Hildegarde de Bingen avait un confesseur, un secrétaire (Volmar) et dirigeait, en tant qu’abbesse, des religieuses. Mais elle fut également consultée par des hommes, et pas des moindres, en tant que personne inspirée par Dieu. Ces hommes étaient des papes, des évêques, des dirigeants politiques, des seigneurs, des abbés.

Régine Pernoud nous indique ainsi l’existence d’une correspondance entre Hildegarde et l’Empereur Conrad III, puis son successeur Frédéric Barberousse, qui invite Hildegarde à venir le voir dans son palais. « La réponse d’Hildegarde ne la montre pas autrement intimidée par son correspondant. » précise l’auteur (p. 72), même si elle se désigne elle-même comme « la petite plume que le vent soutient » et qu’elle s’étonne que « toi qui es roi, tu tiennes cette personne (càd elle-même) comme nécessaire ».

Hildegarde a aussi correspondu avec le comte de Flandre et avec Bernard de Clairvaux. Elle écrit, dans une de ses lettres à ce dernier, qu’elle est « timide et sans audace », et aussi : « Simplement je sais lire dans la simplicité, non dans la précision du texte, car je suis ignorante, n’ayant eu aucune instruction de façon extérieure, mais c’est à l’intérieur, dans mon âme, que je suis instruite. »

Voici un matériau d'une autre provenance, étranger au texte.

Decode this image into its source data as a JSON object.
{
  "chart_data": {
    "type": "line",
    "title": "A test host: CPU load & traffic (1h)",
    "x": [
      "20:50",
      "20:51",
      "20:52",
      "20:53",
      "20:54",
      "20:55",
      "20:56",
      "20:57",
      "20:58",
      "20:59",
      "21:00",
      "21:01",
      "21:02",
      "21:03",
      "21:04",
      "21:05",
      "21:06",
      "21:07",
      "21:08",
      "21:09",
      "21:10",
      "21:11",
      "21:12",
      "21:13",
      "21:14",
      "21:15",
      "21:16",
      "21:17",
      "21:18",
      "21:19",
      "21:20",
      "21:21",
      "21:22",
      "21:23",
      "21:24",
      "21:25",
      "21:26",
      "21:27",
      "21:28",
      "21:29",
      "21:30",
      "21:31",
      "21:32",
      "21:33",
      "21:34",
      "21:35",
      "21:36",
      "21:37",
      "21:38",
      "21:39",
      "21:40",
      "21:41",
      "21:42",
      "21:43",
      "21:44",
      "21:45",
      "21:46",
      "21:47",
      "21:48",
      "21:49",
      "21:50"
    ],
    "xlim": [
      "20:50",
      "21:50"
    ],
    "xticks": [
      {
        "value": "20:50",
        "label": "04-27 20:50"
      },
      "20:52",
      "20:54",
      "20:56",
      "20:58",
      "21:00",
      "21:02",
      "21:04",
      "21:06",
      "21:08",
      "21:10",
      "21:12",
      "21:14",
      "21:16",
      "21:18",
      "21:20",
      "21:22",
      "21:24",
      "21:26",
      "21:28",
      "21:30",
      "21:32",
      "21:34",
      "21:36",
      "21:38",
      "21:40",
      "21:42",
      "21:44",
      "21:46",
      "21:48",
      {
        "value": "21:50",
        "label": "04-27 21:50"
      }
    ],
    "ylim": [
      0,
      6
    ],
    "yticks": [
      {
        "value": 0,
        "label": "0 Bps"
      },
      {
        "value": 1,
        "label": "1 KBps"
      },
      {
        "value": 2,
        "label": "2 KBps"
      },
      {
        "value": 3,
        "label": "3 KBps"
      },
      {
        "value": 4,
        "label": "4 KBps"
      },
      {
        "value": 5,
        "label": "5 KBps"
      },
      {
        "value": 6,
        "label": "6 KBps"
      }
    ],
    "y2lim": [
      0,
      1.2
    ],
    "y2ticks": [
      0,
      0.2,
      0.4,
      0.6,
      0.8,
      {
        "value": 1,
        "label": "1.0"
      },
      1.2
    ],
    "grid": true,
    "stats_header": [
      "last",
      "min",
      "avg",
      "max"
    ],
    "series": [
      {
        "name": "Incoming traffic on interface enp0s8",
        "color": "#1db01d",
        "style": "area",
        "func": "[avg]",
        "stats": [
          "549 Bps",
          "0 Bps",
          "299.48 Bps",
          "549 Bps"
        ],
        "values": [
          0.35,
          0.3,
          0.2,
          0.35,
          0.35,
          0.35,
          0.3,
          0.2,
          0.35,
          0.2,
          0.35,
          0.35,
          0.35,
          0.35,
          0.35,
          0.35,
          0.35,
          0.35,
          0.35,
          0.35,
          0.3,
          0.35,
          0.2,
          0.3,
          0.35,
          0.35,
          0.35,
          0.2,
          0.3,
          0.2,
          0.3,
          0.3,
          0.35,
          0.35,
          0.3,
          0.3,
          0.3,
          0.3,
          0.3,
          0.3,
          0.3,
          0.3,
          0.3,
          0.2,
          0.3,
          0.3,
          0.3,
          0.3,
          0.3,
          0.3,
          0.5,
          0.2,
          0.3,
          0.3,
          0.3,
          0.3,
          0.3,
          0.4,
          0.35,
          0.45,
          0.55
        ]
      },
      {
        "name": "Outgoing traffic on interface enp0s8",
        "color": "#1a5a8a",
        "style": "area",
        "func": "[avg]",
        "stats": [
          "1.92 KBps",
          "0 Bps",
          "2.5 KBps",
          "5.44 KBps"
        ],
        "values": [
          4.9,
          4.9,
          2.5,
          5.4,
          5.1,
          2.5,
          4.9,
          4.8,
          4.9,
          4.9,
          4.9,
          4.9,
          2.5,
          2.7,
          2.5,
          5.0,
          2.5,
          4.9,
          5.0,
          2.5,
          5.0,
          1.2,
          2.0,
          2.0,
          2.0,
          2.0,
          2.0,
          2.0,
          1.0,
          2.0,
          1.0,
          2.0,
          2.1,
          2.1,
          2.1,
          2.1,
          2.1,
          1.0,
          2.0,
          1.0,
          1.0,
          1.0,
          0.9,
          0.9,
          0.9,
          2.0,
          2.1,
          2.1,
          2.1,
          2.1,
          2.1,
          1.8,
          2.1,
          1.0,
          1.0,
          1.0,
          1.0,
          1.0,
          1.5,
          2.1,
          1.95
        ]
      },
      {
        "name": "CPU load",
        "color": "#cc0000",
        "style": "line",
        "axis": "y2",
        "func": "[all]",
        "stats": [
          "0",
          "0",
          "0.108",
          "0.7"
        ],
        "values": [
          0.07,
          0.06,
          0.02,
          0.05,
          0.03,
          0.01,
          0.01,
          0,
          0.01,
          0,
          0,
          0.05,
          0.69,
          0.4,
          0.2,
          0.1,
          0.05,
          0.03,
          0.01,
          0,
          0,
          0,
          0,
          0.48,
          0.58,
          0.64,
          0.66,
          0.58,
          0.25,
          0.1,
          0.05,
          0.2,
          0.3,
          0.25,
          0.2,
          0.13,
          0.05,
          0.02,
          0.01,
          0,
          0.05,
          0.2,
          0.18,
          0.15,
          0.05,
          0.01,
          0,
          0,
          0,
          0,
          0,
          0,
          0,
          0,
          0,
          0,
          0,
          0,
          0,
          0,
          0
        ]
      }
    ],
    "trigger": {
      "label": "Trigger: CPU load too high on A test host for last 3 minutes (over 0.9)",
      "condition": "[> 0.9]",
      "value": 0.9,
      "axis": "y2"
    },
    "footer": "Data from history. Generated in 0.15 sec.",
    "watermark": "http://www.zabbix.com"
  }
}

Quant aux papes, ce sont Anastase IV puis Adrien IV et Alexandre III qui sollicitèrent une recommandation de sa part et lui adressent des éloges. Dans les deux cas, elle répond avec parfois des accents prophétiques, mettant en garde Adrien IV contre des dangers à venir. Ces papes cherchaient toutes auprès de l’abbesse une recommandation divine et reconnaissaient en elle la sainte qu’elle n’est devenue qu’il y a quelques semaines.